In total, you should have 3 output files for task 2: drug-distribution.pdf, drug-performance.txt, and
drug-discussion.txt.
3
4 Deliverables
The submission of the mini-project will consist of 2 deliverables:
1. The code & the output files:
Submit all files necessary to run your code. If you used a Jupyter notebook, submit the .ipynb files;
otherwise submit the .py files.
Submit a readme.md which will contain specific and complete instructions on how to run your experiments. You do not need to submit the datasets. If the instructions in your readme file do not work,
are incomplete or a file is missing, you will not be given the benefit of the doubt.
Submit the 6 output files: bbc-distribution.pdf, bbc-performance.txt, bbc-discussion.txt and
drug-distribution.pdf, drug-performance.txt, drug-discussion.txt.
2. The demo (8 min presentation & Q/A)
You will have to demo your mini-project for ≈ 12 minutes. Regardless of the demo time, you will demo
the program that was uploaded as the official submission on or before the due date. The schedule of the
demos will be posted on Moodle. The demos will consist of 2 parts: a presentation ≈ 8 minutes and a Q/A
part (≈ 4 minutes). Note that the demos will be done via Zoom and will be recorded.
Prepare an 8-minute presentation to analyse and compare the performance of your models. The intended
audience of your presentation is your TAs. Hence there is no need to explain the theory behind the models.
Your presentation should focus on your work and the comparison of the performance of the models when
the hyper-parameters are modified.
Your presentation should contain at least the following:
An analysis of the initial dataset given on Moodle. If there is anything particular about these datasets
that might have an impact on the performance of some models, explain it.

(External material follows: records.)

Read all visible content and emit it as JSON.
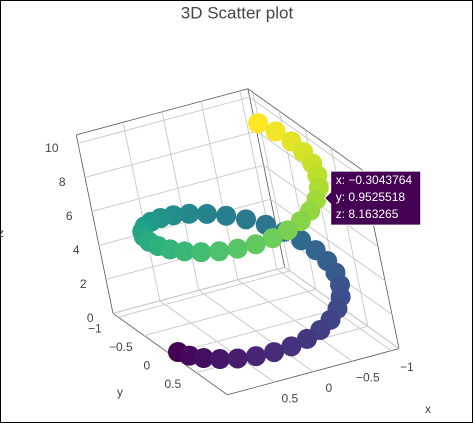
{
  "chart_data": {
    "type": "scatter3d",
    "title": "3D Scatter plot",
    "x_title": "x",
    "y_title": "y",
    "z_title": "z",
    "x": [
      1,
      0.979,
      0.918,
      0.818,
      0.685,
      0.523,
      0.34,
      0.142,
      -0.062,
      -0.263,
      -0.452,
      -0.624,
      -0.769,
      -0.882,
      -0.96,
      -0.997,
      -0.993,
      -0.948,
      -0.864,
      -0.744,
      -0.592,
      -0.416,
      -0.222,
      -0.02,
      0.184,
      0.379,
      0.557,
      0.711,
      0.84,
      0.933,
      0.988,
      1.0,
      0.971,
      0.902,
      0.795,
      0.655,
      0.488,
      0.301,
      0.102,
      -0.101,
      -0.3043764,
      -0.489,
      -0.656,
      -0.796,
      -0.902,
      -0.971,
      -0.999,
      -0.988,
      -0.932,
      -0.839
    ],
    "y": [
      0,
      0.203,
      0.397,
      0.575,
      0.729,
      0.852,
      0.94,
      0.99,
      0.998,
      0.965,
      0.892,
      0.782,
      0.639,
      0.471,
      0.28,
      0.08,
      -0.123,
      -0.32,
      -0.503,
      -0.668,
      -0.806,
      -0.909,
      -0.975,
      -1.0,
      -0.983,
      -0.925,
      -0.83,
      -0.703,
      -0.543,
      -0.36,
      -0.16,
      0.043,
      0.244,
      0.432,
      0.606,
      0.756,
      0.873,
      0.954,
      0.995,
      0.995,
      0.9525518,
      0.872,
      0.755,
      0.605,
      0.431,
      0.242,
      0.041,
      -0.157,
      -0.362,
      -0.544
    ],
    "z": [
      0,
      0.2041,
      0.4082,
      0.6122,
      0.8163,
      1.0204,
      1.2245,
      1.4286,
      1.6327,
      1.8367,
      2.0408,
      2.2449,
      2.449,
      2.6531,
      2.8571,
      3.0612,
      3.2653,
      3.4694,
      3.6735,
      3.8776,
      4.0816,
      4.2857,
      4.4898,
      4.6939,
      4.898,
      5.102,
      5.3061,
      5.5102,
      5.7143,
      5.9184,
      6.1224,
      6.3265,
      6.5306,
      6.7347,
      6.9388,
      7.1429,
      7.3469,
      7.551,
      7.7551,
      7.9592,
      8.163265,
      8.3673,
      8.5714,
      8.7755,
      8.9796,
      9.1837,
      9.3878,
      9.5918,
      9.7959,
      10
    ],
    "colorscale": [
      "#440154",
      "#482878",
      "#3e4989",
      "#31688e",
      "#26828e",
      "#1f9e89",
      "#35b779",
      "#6ece58",
      "#b5de2b",
      "#fde725"
    ],
    "xlim": [
      -1.1,
      1.1
    ],
    "ylim": [
      -1.1,
      1.1
    ],
    "zlim": [
      0,
      10.5
    ],
    "xticks": [
      {
        "value": -1,
        "label": "−1"
      },
      {
        "value": -0.5,
        "label": "−0.5"
      },
      0,
      0.5
    ],
    "yticks": [
      {
        "value": -1,
        "label": "−1"
      },
      {
        "value": -0.5,
        "label": "−0.5"
      },
      0,
      0.5
    ],
    "zticks": [
      0,
      2,
      4,
      6,
      8,
      10
    ],
    "grid": true,
    "hover": {
      "point": 40,
      "text": [
        "x: −0.3043764",
        "y: 0.9525518",
        "z: 8.163265"
      ]
    }
  }
}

An analysis of the results of all the models with the data sets. In particular, compare and contrast the
performance of each model with one another, and with the datasets. Please note that your presentation
must be analytical. This means that in addition to stating the facts (e.g. the macro-F1 has this value),
you should also analyse them (i.e. explain why some metric seems more appropriate than another, or
why your model did not do as well as expected. Tables, graphs and contingency tables to back up
your claims would be very welcome here.
In the case of team work, a description of the responsibilities and contributions of each team member.
Any material used for the presentation (slides, . . . ) must be uploaded on EAS before the due date.

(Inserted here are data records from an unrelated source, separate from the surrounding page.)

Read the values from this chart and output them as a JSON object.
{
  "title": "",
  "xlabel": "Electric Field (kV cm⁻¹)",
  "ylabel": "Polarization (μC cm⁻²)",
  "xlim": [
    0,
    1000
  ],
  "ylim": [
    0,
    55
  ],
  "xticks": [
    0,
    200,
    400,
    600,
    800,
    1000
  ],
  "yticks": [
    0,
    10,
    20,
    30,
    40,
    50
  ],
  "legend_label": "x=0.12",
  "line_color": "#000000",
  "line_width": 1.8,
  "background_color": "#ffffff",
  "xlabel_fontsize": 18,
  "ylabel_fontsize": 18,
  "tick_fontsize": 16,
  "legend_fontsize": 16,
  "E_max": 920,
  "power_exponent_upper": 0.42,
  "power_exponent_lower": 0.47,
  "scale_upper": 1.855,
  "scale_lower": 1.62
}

After your presentation, your TA will proceed with a ≈ 4 minute question period. Each student will be
asked questions on the code/mini-project, and he/she will be required to answer the TA satisfactorily. In
particular, each member should know what each parameters that you experimented with represent and
their effect on the performance. Hence every member of team is expected to attend the demo.
In addition, your TA may give you a new dataset and ask you to train or run your models on this dataset.
The output file generated by your program will have to be uploaded on EAS during your demo.
4